This repository of R code will allow you to analyze the data downloaded from the Open Payments website.
Install R and Rstudio if not available on your computer, using the instructions in chapter 2 here https://bookdown.org/pdr_higgins/rmrwr/.
Then start by cloning this repository to an RStudio project (I named the project "open_payments") from this Github site. Instructions on how to do this are in chapter 16.1 of the e-book https://bookdown.org/pdr_higgins/rmrwr/.
Then Download the data files to your Downloads folder from the Open Payments website here: https://www.cms.gov/OpenPayments/Data/Dataset-Downloads
Download the zipped data for each program year 2014-2021, and for the separate Physician supplement file. For each program year, you want (from within the zipped folder) the file with GNRL in the title, which ends in .CSV. These look something like "OP_DTL_GNRL_PGY2014_P012120222.csv" for the 2014 year. Move these files (one per year and the physician supplement file) from your downloads folder to the R project.
Then go to the Files tab in RStudio, and open the "open_payment.Rnd"" file.
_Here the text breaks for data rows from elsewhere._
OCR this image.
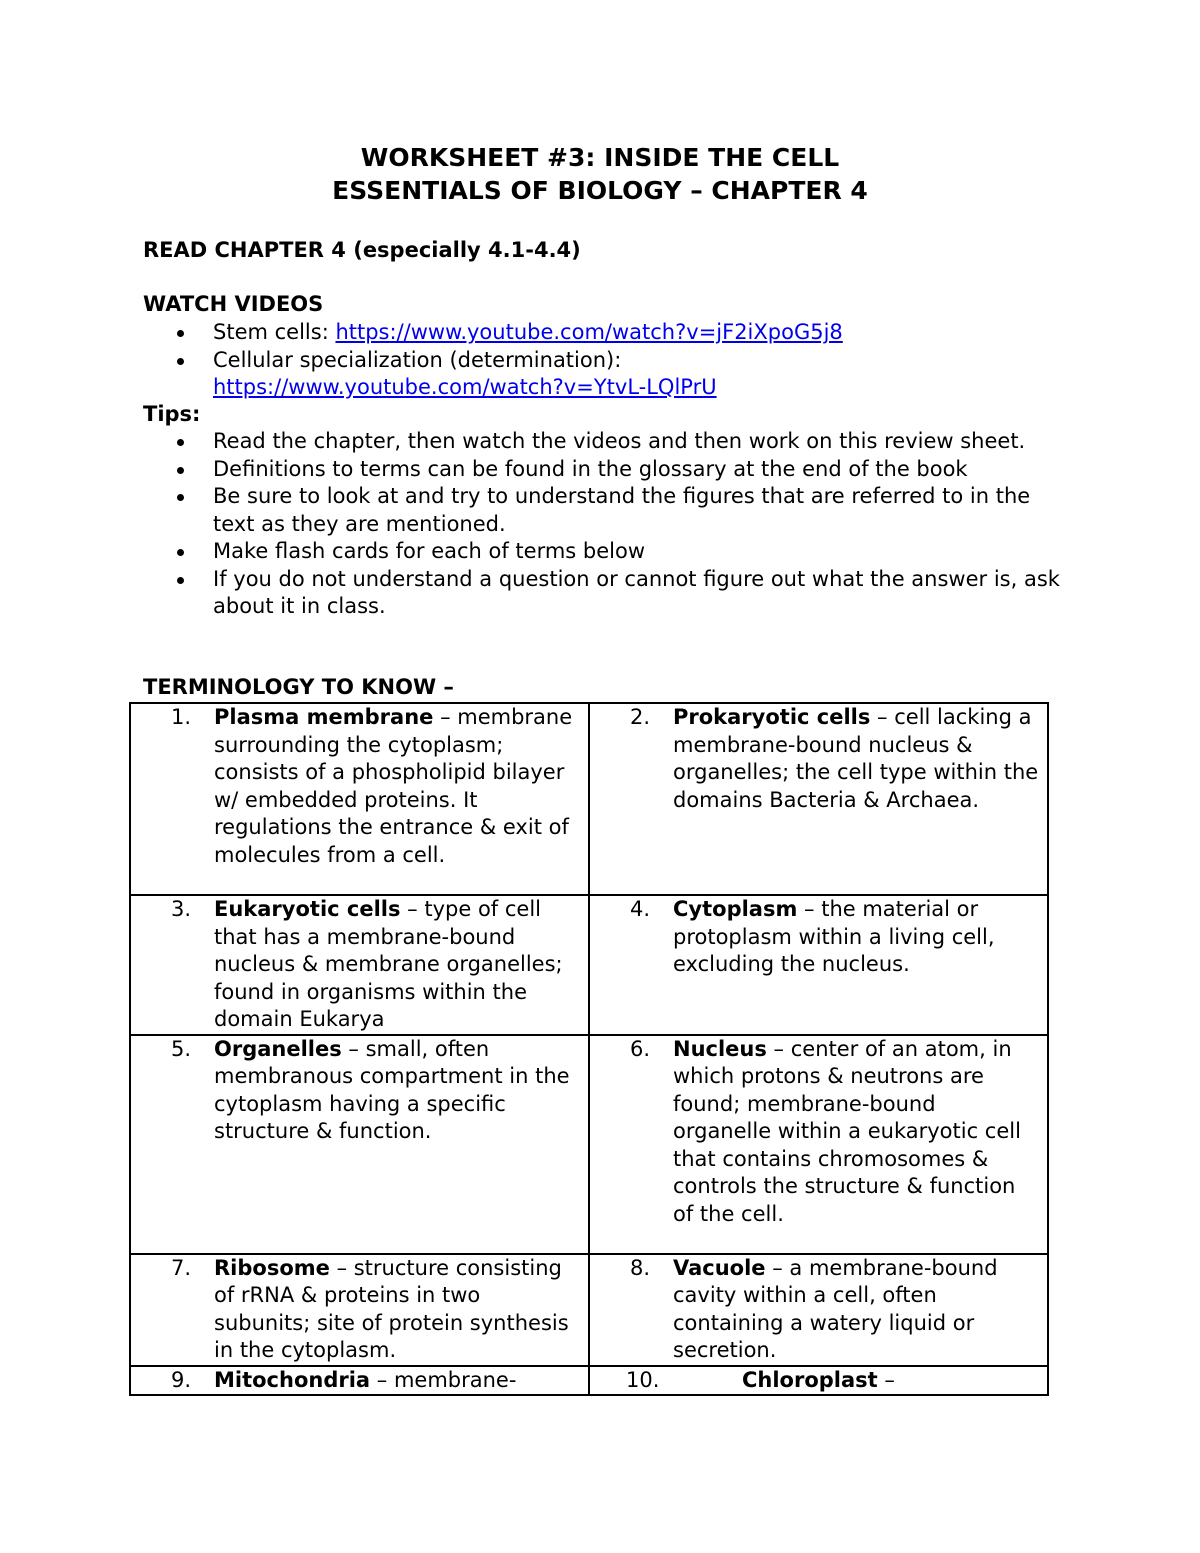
WORKSHEET #3: INSIDE THE CELL
ESSENTIALS OF BIOLOGY – CHAPTER 4
READ CHAPTER 4 (especially 4.1-4.4)
WATCH VIDEOS
Stem cells: https://www.youtube.com/watch?v=jF2iXpoG5j8
Cellular specialization (determination):
https://www.youtube.com/watch?v=YtvL-LQlPrU
Tips:
Read the chapter, then watch the videos and then work on this review sheet.
Definitions to terms can be found in the glossary at the end of the book
Be sure to look at and try to understand the figures that are referred to in the text as they are mentioned.
Make flash cards for each of terms below
If you do not understand a question or cannot figure out what the answer is, ask about it in class.
TERMINOLOGY TO KNOW –
1. Plasma membrane – membrane surrounding the cytoplasm; consists of a phospholipid bilayer w/ embedded proteins. It regulations the entrance & exit of molecules from a cell.	2. Prokaryotic cells – cell lacking a membrane-bound nucleus & organelles; the cell type within the domains Bacteria & Archaea.

3. Eukaryotic cells – type of cell that has a membrane-bound nucleus & membrane organelles; found in organisms within the domain Eukarya	4. Cytoplasm – the material or protoplasm within a living cell, excluding the nucleus.

5. Organelles – small, often membranous compartment in the cytoplasm having a specific structure & function.	6. Nucleus – center of an atom, in which protons & neutrons are found; membrane-bound organelle within a eukaryotic cell that contains chromosomes & controls the structure & function of the cell.

7. Ribosome – structure consisting of rRNA & proteins in two subunits; site of protein synthesis in the cytoplasm.	8. Vacuole – a membrane-bound cavity within a cell, often containing a watery liquid or secretion.

9. Mitochondria – membrane-	10. Chloroplast –
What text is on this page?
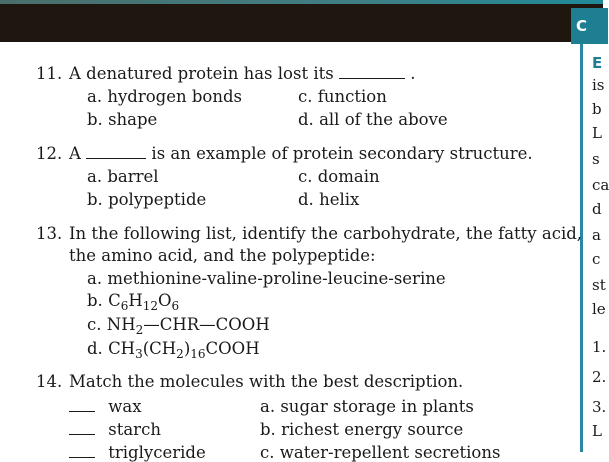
C
E
is
b
L
s
ca
d
a
c
st
le
1.
2.
3.
L
11. A denatured protein has lost its	.
a. hydrogen bonds
b. shape
c. function
d. all of the above
12. A	is an example of protein secondary structure.
a. barrel
b. polypeptide
c. domain
d. helix
13. In the following list, identify the carbohydrate, the fatty acid,
the amino acid, and the polypeptide:
a. methionine-valine-proline-leucine-serine
b. $C_6H_{12}O_6$
c. $NH_2—CHR—COOH$
d. $CH_3(CH_2)_{16}COOH$
14. Match the molecules with the best description.
wax
starch
triglyceride
a. sugar storage in plants
b. richest energy source
c. water-repellent secretions
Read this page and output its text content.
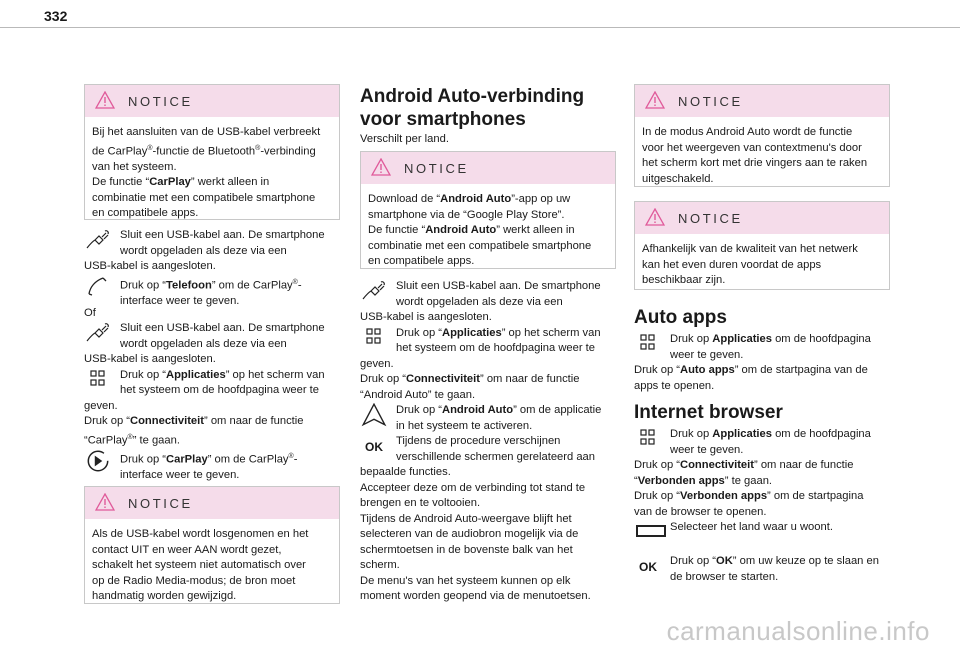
332
NOTICE
Bij het aansluiten van de USB-kabel verbreekt
de CarPlay®-functie de Bluetooth®-verbinding
van het systeem.
De functie “CarPlay” werkt alleen in
combinatie met een compatibele smartphone
en compatibele apps.
Sluit een USB-kabel aan. De smartphone
wordt opgeladen als deze via een
USB-kabel is aangesloten.
Druk op “Telefoon” om de CarPlay®-
interface weer te geven.
Of
Sluit een USB-kabel aan. De smartphone
wordt opgeladen als deze via een
USB-kabel is aangesloten.
Druk op “Applicaties” op het scherm van
het systeem om de hoofdpagina weer te
geven.
Druk op “Connectiviteit” om naar de functie
“CarPlay®” te gaan.
Druk op “CarPlay” om de CarPlay®-
interface weer te geven.
NOTICE
Als de USB-kabel wordt losgenomen en het
contact UIT en weer AAN wordt gezet,
schakelt het systeem niet automatisch over
op de Radio Media-modus; de bron moet
handmatig worden gewijzigd.
Android Auto-verbinding
voor smartphones
Verschilt per land.
NOTICE
Download de “Android Auto”-app op uw
smartphone via de “Google Play Store”.
De functie “Android Auto” werkt alleen in
combinatie met een compatibele smartphone
en compatibele apps.
Sluit een USB-kabel aan. De smartphone
wordt opgeladen als deze via een
USB-kabel is aangesloten.
Druk op “Applicaties” op het scherm van
het systeem om de hoofdpagina weer te
geven.
Druk op “Connectiviteit” om naar de functie
“Android Auto” te gaan.
Druk op “Android Auto” om de applicatie
in het systeem te activeren.
OK	Tijdens de procedure verschijnen
verschillende schermen gerelateerd aan
bepaalde functies.
Accepteer deze om de verbinding tot stand te
brengen en te voltooien.
Tijdens de Android Auto-weergave blijft het
selecteren van de audiobron mogelijk via de
schermtoetsen in de bovenste balk van het
scherm.
De menu's van het systeem kunnen op elk
moment worden geopend via de menutoetsen.
NOTICE
In de modus Android Auto wordt de functie
voor het weergeven van contextmenu's door
het scherm kort met drie vingers aan te raken
uitgeschakeld.
NOTICE
Afhankelijk van de kwaliteit van het netwerk
kan het even duren voordat de apps
beschikbaar zijn.
Auto apps
Druk op Applicaties om de hoofdpagina
weer te geven.
Druk op “Auto apps” om de startpagina van de
apps te openen.
Internet browser
Druk op Applicaties om de hoofdpagina
weer te geven.
Druk op “Connectiviteit” om naar de functie
“Verbonden apps” te gaan.
Druk op “Verbonden apps” om de startpagina
van de browser te openen.
Selecteer het land waar u woont.
OK	Druk op “OK” om uw keuze op te slaan en
de browser te starten.
carmanualsonline.info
In this file, run the code chunks from top to bottom in order, and inspect the results in the Console window. You need to run these in order, using the green rightward arrow at the top of each code chunk. It will take a couple of minutes to read in the big CSV files (about 400-800 MB each), but the code will run quickly after these are ingested.
Inspect the results in the Console window, or click on the resulting files in the Environment tab to inspect each file of results.
Then experiment with the code. Change the code to filter for annual payments of > 200K, or > 50K. Sort by state, by gastro vs hep. Keep the physician variables and try to build a predictive model of who is making big on speaker fees (hint - it looks like big cities). You can even download some of the other zip files to examine ownership payments and research payments.